GitFindr is an advanced search tool that enhances repository discovery using an optimized BM25 ranking algorithm, enriched with repository insights like ⭐ stars, 🍴 forks, and 👀 clicks to deliver meaningful and relevant results.
GitHub’s default search struggles with:
✅ Limited README & Description Analysis – If a keyword isn’t explicitly mentioned, projects won’t show up.
✅ No Synonym Matching – Searching “image processing” won’t find “computer vision” projects.
✅ Inconsistent Ranking – Older, highly forked repositories dominate results, even when newer ones are more relevant.
🔹 GitFindr fixes this by introducing README scanning, synonym matching, and a refined BM25 ranking system. Now, even loosely related queries surface the right repositories.

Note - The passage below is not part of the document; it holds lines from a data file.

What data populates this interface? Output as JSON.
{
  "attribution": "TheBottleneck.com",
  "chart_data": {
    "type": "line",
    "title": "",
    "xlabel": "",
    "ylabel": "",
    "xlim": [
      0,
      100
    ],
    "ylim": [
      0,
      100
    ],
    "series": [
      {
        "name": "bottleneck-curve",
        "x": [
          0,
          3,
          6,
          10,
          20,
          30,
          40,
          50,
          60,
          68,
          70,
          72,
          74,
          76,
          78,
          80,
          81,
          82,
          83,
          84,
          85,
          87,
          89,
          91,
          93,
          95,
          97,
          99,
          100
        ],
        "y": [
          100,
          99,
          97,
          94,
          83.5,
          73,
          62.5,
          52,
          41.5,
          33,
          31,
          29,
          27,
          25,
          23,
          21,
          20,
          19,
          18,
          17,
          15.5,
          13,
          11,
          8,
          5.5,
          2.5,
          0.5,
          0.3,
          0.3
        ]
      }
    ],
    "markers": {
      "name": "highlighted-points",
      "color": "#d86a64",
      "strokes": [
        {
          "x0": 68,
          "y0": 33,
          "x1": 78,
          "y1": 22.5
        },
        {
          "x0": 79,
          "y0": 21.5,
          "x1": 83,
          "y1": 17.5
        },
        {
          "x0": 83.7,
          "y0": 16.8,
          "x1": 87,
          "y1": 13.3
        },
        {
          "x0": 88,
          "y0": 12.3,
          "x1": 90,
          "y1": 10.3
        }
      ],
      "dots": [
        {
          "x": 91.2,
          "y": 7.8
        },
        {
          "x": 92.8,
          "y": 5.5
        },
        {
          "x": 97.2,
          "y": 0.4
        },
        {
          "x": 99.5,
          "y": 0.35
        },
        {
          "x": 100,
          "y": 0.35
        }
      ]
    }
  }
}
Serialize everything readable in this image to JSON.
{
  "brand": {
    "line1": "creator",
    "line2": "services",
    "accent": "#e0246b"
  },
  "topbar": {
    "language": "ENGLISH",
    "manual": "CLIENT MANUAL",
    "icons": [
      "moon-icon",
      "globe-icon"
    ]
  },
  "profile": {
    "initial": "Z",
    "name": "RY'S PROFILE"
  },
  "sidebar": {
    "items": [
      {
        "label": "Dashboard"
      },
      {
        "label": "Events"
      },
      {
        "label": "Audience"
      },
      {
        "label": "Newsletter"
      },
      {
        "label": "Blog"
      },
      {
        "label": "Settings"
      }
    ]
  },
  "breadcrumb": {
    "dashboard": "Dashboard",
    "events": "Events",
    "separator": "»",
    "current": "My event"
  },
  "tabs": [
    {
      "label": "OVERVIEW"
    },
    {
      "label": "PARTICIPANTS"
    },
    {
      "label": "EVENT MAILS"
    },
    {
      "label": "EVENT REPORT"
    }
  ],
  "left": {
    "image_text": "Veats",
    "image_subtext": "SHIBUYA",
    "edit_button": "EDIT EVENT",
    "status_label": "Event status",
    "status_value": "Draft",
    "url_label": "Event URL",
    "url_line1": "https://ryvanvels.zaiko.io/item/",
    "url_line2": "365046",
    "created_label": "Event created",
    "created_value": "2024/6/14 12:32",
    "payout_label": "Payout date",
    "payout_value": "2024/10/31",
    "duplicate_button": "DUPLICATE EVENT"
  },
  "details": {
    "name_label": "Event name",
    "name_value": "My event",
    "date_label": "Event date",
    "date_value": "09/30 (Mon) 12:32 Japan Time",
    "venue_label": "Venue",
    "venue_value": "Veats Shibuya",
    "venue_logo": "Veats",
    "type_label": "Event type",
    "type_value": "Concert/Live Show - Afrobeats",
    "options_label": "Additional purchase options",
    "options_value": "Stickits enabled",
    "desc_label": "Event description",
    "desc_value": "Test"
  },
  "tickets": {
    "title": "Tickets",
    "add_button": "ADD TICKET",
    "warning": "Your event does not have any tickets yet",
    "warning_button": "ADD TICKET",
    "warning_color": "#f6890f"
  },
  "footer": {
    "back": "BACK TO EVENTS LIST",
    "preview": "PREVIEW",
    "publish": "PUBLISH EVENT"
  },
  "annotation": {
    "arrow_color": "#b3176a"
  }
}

GitFindr is built for speed and precision, leveraging Golang for backend performance and Python (FastAPI) for NLP-powered keyword extraction.
1️⃣ Processing Repository Data – When a repository link is provided, our FastAPI backend extracts insights.
2️⃣ Extracting Meaningful Keywords – Using spaCy and regex, we analyze README files, descriptions, and codebases for relevant terms.
🔹 Building Inverted Indexes – The Go backend maintains two indexes:
🔄 Synonym-Based Index – Expands search results by linking related terms.
✅ Exact-Term Index – Ensures highly precise matches.
🔹 Handling Synonyms
A synonym API maps words with related meanings.
Caching with Redis prevents redundant API calls.
Initial tests led to overly broad results, prompting refinements.
🔹 Refining Search Accuracy
Exact-Term Matching prioritizes precision.
Hybrid BM25 Ranking assigns higher weight to exact matches while still considering synonyms.
This ensures GitFindr delivers the best balance between recall and precision, making GitHub search smarter.
🔥 Say goodbye to buried repositories!